On my return, the Hon. W. M. Browne, Assistant-Secretary of State, came to visit me—a cadet of an Irish family, who came to America some years ago, and having lost his money in land speculations, turned his pen to good account as a journalist, and gained Mr. Buchanan’s patronage and support as a newspaper editor in Washington. There he became intimate with the Southern gentlemen, with whom he naturally associated in preference to the Northern members; and when they went out, he walked over along with them. He told me the Government had already received numerous—I think he said 400—letters from shipowners applying for letters of marque and reprisal. Many of these applications were from merchants in Boston, and other maritime cities in the New England States. He further stated that the President was determined to take the whole control of the army, and the appointments to command in all ranks of officers into his own hands.
There is now no possible chance of preserving the peace or of averting the horrors of war from these great and prosperous communities. The Southern people, right or wrong, are bent on independence and on separation, and they will fight to the last for their object.
The press is fanning the flame on both sides: it would be difficult to say whether it or the telegraphs circulate lies most largely; but that as the papers print the telegrams they must have the palm. The Southerners are told there is a reign of terror in New York—that the 7th New York Regiment has been captured by the Baltimore people—that Abe Lincoln is always drunk—that General Lee has seized Arlington heights, and is bombarding Washington. The New York people are regaled with similar stories from the South.
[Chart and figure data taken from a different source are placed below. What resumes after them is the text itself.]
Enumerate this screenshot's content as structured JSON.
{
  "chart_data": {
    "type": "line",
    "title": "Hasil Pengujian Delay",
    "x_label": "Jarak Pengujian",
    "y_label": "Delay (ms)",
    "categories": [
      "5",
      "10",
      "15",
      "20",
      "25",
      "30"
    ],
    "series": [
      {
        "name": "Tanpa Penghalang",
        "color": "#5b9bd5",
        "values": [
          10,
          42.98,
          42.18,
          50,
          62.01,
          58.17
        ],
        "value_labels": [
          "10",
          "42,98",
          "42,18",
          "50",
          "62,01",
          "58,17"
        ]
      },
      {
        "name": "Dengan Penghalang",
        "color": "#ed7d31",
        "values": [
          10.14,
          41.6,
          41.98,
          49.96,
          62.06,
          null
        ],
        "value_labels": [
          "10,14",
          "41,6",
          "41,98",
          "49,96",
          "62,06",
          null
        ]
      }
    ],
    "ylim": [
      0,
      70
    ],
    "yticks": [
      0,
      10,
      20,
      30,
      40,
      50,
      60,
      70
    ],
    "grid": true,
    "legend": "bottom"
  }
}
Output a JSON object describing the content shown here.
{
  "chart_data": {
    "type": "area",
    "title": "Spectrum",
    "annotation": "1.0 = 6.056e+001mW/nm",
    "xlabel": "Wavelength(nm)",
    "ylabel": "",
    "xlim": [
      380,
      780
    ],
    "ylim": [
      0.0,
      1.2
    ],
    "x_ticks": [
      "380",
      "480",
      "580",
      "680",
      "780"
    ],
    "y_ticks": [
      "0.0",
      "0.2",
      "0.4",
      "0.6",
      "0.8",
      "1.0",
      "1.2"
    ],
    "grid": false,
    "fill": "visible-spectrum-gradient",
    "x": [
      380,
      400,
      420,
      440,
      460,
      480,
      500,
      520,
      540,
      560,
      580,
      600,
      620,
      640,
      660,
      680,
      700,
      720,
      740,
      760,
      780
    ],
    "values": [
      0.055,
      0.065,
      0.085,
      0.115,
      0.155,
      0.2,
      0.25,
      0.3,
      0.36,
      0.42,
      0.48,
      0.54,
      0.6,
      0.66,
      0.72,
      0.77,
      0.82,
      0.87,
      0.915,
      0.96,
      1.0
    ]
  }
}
The coincidence between the date of the skirmish at Lexington and of the attack on the 6th Massachusetts Regiment at Baltimore is not so remarkable as the fact, that the first man who was killed at the latter place, 86 years ago, was a direct descendant of the first of the colonists who was killed by the royal soldiery. Baltimore may do the same for the South which Lexington did for all the Colonies. Head-shaving, forcible deportations, tarring and feathering are recommended and adopted as specifics to produce conversion from erroneous opinions. The President of the United States has called into service of the Federal Government 42,000 volunteers, and increased the regular army by 22,000 men, and the navy by 18,000 men. If the South secede, they ought certainly to take over with them some Yankee hotel keepers. This “Exchange” is in a frightful state—nothing but noise, dirt, drinking, wrangling.